Michel Soëtard s’appuyant sur les intuitions des pères fondateurs, Rousseau et Pestalozzi qui l’un comme l’autre se sont intéressés de près à la parole à la fois dans son surgissement et dans son développement, plaide pour une pédagogie de la parole attentive à l’outil langagier, à son usage social et à sa pointe morale, celle d’un « tenir parole ». De son côté, puisant dans le mouvement de l’Education nouvelle, et s’attardant sur la dimension sociale et citoyenne, Ségolène Le Mouillour montre comment Célestin Freinet a su encourager l’apprentissage du débat argumenté et l’expression des élèves dans une démarche globale de coopération.
Donner la parole à l’élève peut donc, dans les faits, se traduire de manière très diverse. Guy Avanzini recense les divers accueils réservés à la parole de « l’apprenant » à travers l’histoire de l’Ecole.
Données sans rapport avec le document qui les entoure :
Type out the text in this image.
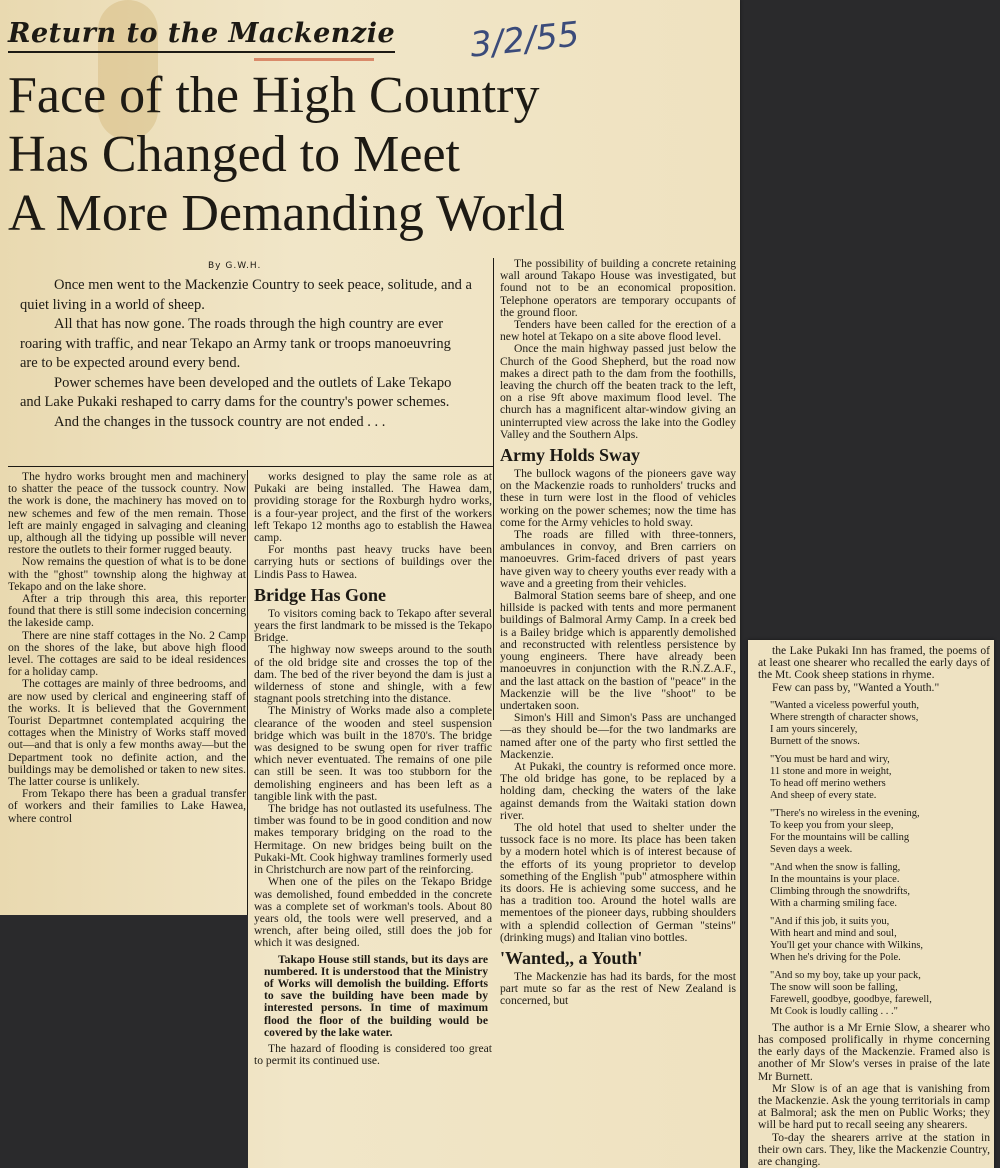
Return to the Mackenzie 3/2/55
Face of the High Country
Has Changed to Meet
A More Demanding World
By G.W.H.

Once men went to the Mackenzie Country to seek peace, solitude, and a quiet living in a world of sheep.

All that has now gone. The roads through the high country are ever roaring with traffic, and near Tekapo an Army tank or troops manoeuvring are to be expected around every bend.

Power schemes have been developed and the outlets of Lake Tekapo and Lake Pukaki reshaped to carry dams for the country's power schemes.

And the changes in the tussock country are not ended . . .

The hydro works brought men and machinery to shatter the peace of the tussock country. Now the work is done, the machinery has moved on to new schemes and few of the men remain. Those left are mainly engaged in salvaging and cleaning up, although all the tidying up possible will never restore the outlets to their former rugged beauty.

Now remains the question of what is to be done with the "ghost" township along the highway at Tekapo and on the lake shore.

After a trip through this area, this reporter found that there is still some indecision concerning the lakeside camp.

There are nine staff cottages in the No. 2 Camp on the shores of the lake, but above high flood level. The cottages are said to be ideal residences for a holiday camp.

The cottages are mainly of three bedrooms, and are now used by clerical and engineering staff of the works. It is believed that the Government Tourist Departmnet contemplated acquiring the cottages when the Ministry of Works staff moved out—and that is only a few months away—but the Department took no definite action, and the buildings may be demolished or taken to new sites. The latter course is unlikely.

From Tekapo there has been a gradual transfer of workers and their families to Lake Hawea, where control

works designed to play the same role as at Pukaki are being installed. The Hawea dam, providing storage for the Roxburgh hydro works, is a four-year project, and the first of the workers left Tekapo 12 months ago to establish the Hawea camp.

For months past heavy trucks have been carrying huts or sections of buildings over the Lindis Pass to Hawea.

Bridge Has Gone

To visitors coming back to Tekapo after several years the first landmark to be missed is the Tekapo Bridge.

The highway now sweeps around to the south of the old bridge site and crosses the top of the dam. The bed of the river beyond the dam is just a wilderness of stone and shingle, with a few stagnant pools stretching into the distance.

The Ministry of Works made also a complete clearance of the wooden and steel suspension bridge which was built in the 1870's. The bridge was designed to be swung open for river traffic which never eventuated. The remains of one pile can still be seen. It was too stubborn for the demolishing engineers and has been left as a tangible link with the past.

The bridge has not outlasted its usefulness. The timber was found to be in good condition and now makes temporary bridging on the road to the Hermitage. On new bridges being built on the Pukaki-Mt. Cook highway tramlines formerly used in Christchurch are now part of the reinforcing.

When one of the piles on the Tekapo Bridge was demolished, found embedded in the concrete was a complete set of workman's tools. About 80 years old, the tools were well preserved, and a wrench, after being oiled, still does the job for which it was designed.

Takapo House still stands, but its days are numbered. It is understood that the Ministry of Works will demolish the building. Efforts to save the building have been made by interested persons. In time of maximum flood the floor of the building would be covered by the lake water.

The hazard of flooding is considered too great to permit its continued use.

The possibility of building a concrete retaining wall around Takapo House was investigated, but found not to be an economical proposition. Telephone operators are temporary occupants of the ground floor.

Tenders have been called for the erection of a new hotel at Tekapo on a site above flood level.

Once the main highway passed just below the Church of the Good Shepherd, but the road now makes a direct path to the dam from the foothills, leaving the church off the beaten track to the left, on a rise 9ft above maximum flood level. The church has a magnificent altar-window giving an uninterrupted view across the lake into the Godley Valley and the Southern Alps.

Army Holds Sway

The bullock wagons of the pioneers gave way on the Mackenzie roads to runholders' trucks and these in turn were lost in the flood of vehicles working on the power schemes; now the time has come for the Army vehicles to hold sway.

The roads are filled with three-tonners, ambulances in convoy, and Bren carriers on manoeuvres. Grim-faced drivers of past years have given way to cheery youths ever ready with a wave and a greeting from their vehicles.

Balmoral Station seems bare of sheep, and one hillside is packed with tents and more permanent buildings of Balmoral Army Camp. In a creek bed is a Bailey bridge which is apparently demolished and reconstructed with relentless persistence by young engineers. There have already been manoeuvres in conjunction with the R.N.Z.A.F., and the last attack on the bastion of "peace" in the Mackenzie will be the live "shoot" to be undertaken soon.

Simon's Hill and Simon's Pass are unchanged—as they should be—for the two landmarks are named after one of the party who first settled the Mackenzie.

At Pukaki, the country is reformed once more. The old bridge has gone, to be replaced by a holding dam, checking the waters of the lake against demands from the Waitaki station down river.

The old hotel that used to shelter under the tussock face is no more. Its place has been taken by a modern hotel which is of interest because of the efforts of its young proprietor to develop something of the English "pub" atmosphere within its doors. He is achieving some success, and he has a tradition too. Around the hotel walls are mementoes of the pioneer days, rubbing shoulders with a splendid collection of German "steins" (drinking mugs) and Italian vino bottles.

'Wanted,, a Youth'

The Mackenzie has had its bards, for the most part mute so far as the rest of New Zealand is concerned, but

the Lake Pukaki Inn has framed, the poems of at least one shearer who recalled the early days of the Mt. Cook sheep stations in rhyme.

Few can pass by, "Wanted a Youth."

"Wanted a viceless powerful youth,
Where strength of character shows,
I am yours sincerely,
Burnett of the snows.

"You must be hard and wiry,
11 stone and more in weight,
To head off merino wethers
And sheep of every state.

"There's no wireless in the evening,
To keep you from your sleep,
For the mountains will be calling
Seven days a week.

"And when the snow is falling,
In the mountains is your place.
Climbing through the snowdrifts,
With a charming smiling face.

"And if this job, it suits you,
With heart and mind and soul,
You'll get your chance with Wilkins,
When he's driving for the Pole.

"And so my boy, take up your pack,
The snow will soon be falling,
Farewell, goodbye, goodbye, farewell,
Mt Cook is loudly calling . . ."

The author is a Mr Ernie Slow, a shearer who has composed prolifically in rhyme concerning the early days of the Mackenzie. Framed also is another of Mr Slow's verses in praise of the late Mr Burnett.

Mr Slow is of an age that is vanishing from the Mackenzie. Ask the young territorials in camp at Balmoral; ask the men on Public Works; they will be hard put to recall seeing any shearers.

To-day the shearers arrive at the station in their own cars. They, like the Mackenzie Country, are changing.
Joël Molinario lui fait écho, dans le champ spécifique de la catéchèse, en repérant les évolutions pédagogiques mais aussi théologiques de la Parole enseignée.
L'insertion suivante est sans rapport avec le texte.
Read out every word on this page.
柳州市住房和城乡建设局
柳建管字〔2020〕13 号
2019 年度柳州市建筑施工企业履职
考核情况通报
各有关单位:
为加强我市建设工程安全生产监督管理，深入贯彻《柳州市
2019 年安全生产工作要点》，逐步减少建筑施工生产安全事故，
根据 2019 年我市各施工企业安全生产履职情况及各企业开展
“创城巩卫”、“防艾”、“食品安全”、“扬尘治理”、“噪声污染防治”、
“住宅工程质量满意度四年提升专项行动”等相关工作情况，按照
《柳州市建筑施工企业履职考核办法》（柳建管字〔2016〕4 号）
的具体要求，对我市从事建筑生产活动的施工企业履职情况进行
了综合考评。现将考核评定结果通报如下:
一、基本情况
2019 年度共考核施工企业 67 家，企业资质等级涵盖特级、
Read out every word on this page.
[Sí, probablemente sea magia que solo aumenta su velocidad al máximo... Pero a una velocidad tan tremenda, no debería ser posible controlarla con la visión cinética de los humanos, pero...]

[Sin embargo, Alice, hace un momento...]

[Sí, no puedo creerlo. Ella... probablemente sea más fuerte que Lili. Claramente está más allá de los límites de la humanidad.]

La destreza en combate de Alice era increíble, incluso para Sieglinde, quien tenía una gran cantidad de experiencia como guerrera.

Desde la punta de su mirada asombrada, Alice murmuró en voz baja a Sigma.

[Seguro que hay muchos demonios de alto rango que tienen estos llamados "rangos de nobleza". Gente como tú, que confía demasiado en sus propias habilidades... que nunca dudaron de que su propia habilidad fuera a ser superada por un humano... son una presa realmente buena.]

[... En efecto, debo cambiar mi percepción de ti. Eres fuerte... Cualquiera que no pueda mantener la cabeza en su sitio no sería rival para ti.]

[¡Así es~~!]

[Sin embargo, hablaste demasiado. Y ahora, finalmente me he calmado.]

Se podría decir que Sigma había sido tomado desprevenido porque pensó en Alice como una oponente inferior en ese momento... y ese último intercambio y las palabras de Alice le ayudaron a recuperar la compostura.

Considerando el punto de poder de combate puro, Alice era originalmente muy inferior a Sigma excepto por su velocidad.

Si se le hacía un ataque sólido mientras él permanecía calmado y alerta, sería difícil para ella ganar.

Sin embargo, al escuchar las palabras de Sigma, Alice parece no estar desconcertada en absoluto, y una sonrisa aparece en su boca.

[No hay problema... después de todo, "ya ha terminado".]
Entre une parole attendue, sous contrôle, induite par le modèle vertical descendant de la « pédagogie traditionnelle » et une parole « conquise » « libérée », « faussement émancipatrice » d’un modèle vertical ascendant, Jean-Pierre Gaté explore les propositions pédagogiques formulées par Antoine de La Garanderie en faveur d’une parole au service de l’apprentissage et du développement personnel de l’élève.
Pour sa part, Myriam Martin éprouve auprès d’enfants de petite et moyenne sections, dans le cadre d’une activité à visée philosophique, un « savoir parler pour penser ». C’est sur ce même terrain, celui de la discussion à visée philosophique –à l’école primaire cette fois -, que Pierre Usclat ayant dénoncé les écueils d’une parole enseignante prisonnière d’une rationalité étriquée et obnubilée par les compétences, pratique une pédagogie de l’alliance, un dialogue gommant l’asymétrie entre ce qu’expriment les élèves et auxquels les enseignants sont sensibles et ce que ces derniers mettent en place et auxquels les élèves accordent du crédit.
Toujours sur le terrain, conflictuel celui-ci, Randall Butler expose les conditions et les vertus d’un dialogue entre des juifs et des musulmans, dialogue qui permet aux uns et aux autres de mettre en mot et à distance leur réalité, de symboliser leur existence, d’exprimer la part intime du vivant humain sans pour autant céder aux passions et tumultes intérieurs. La parole de prière, cette forme de relation avec Dieu, évoquée par François Chirpaz fait elle aussi rupture avec la violence, celle du sacrifice, et a, elle aussi, besoin de passer par le porche du silence, le silence de l’intime.